Calculate your total assets, after deducting the debts—and budget smart. Ditch your debt to stay away from piling on more to your list of financial risks. If you’ve got way too many debts to clear and it’s becoming increasingly difficult to keep track of them, here’s a great tool that comes in handy.

3. Build An Emergency Fund

Uncertainties can be hard, more so if they have a significant financial impact—be it an illness, job loss, or even global downturns.

To evade being stranded, ensure that you’ve built an emergency fund (a good start would be to keep aside six months’ worth of expenses), along with solid insurance coverage to back you up.

4. Hire The Right Agents

Apart from the general power of attorney, also ensure you lay out a directive in case a medical emergency comes up (if you’re incapacitated—we know, it’s not the best of thoughts to ponder over).
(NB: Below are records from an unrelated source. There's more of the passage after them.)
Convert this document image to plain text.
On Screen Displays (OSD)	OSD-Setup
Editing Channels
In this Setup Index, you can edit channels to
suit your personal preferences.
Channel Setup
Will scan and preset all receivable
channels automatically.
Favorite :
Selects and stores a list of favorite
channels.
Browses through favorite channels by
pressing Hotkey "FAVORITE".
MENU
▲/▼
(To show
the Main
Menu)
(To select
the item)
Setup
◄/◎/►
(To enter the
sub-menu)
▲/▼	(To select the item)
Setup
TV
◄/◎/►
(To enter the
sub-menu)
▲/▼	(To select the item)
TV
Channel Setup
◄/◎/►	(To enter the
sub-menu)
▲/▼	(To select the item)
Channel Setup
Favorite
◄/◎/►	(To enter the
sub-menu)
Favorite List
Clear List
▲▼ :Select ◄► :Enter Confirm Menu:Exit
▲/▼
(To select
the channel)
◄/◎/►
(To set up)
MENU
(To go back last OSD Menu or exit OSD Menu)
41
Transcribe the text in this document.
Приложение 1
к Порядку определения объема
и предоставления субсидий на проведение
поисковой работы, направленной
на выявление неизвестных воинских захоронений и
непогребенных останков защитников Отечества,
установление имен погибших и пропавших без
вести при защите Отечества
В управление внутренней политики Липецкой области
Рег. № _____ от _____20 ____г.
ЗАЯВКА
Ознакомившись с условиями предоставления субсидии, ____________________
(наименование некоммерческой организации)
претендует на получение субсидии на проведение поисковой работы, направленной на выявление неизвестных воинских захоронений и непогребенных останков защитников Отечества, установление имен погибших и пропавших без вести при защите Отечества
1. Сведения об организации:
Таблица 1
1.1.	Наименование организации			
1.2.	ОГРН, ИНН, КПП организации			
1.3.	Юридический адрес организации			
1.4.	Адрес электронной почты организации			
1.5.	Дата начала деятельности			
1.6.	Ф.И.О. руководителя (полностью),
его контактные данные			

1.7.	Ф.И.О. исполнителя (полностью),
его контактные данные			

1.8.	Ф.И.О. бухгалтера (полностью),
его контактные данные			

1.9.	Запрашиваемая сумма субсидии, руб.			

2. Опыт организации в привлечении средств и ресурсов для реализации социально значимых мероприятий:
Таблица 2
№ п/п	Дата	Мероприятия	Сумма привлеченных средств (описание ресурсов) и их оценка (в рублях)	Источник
To ensure you plan right, avail the services of an accountant, a real estate planning authority, and a medical power of attorney.

5. Earn Money On Your Money

The final step is to make sure you earn returns off your money. How’d you go about this? To start with, educate yourself. Read, read and read some more—research about what stocks, bonds, mutual funds, ETFs and other financial instruments do. Understand their risks, costs and how you can work on diversifying your investment.

It’s important to invest in something you understand.

Post this, set up your accounts to meet each of your goals—through monthly contribution plans, 401(k)s, low-cost index funds, IRAs or other savings plans. If all these details get you dizzy (or overwhelmingly hard), you’re better off with a financial planner who can do the research and investment planning for you.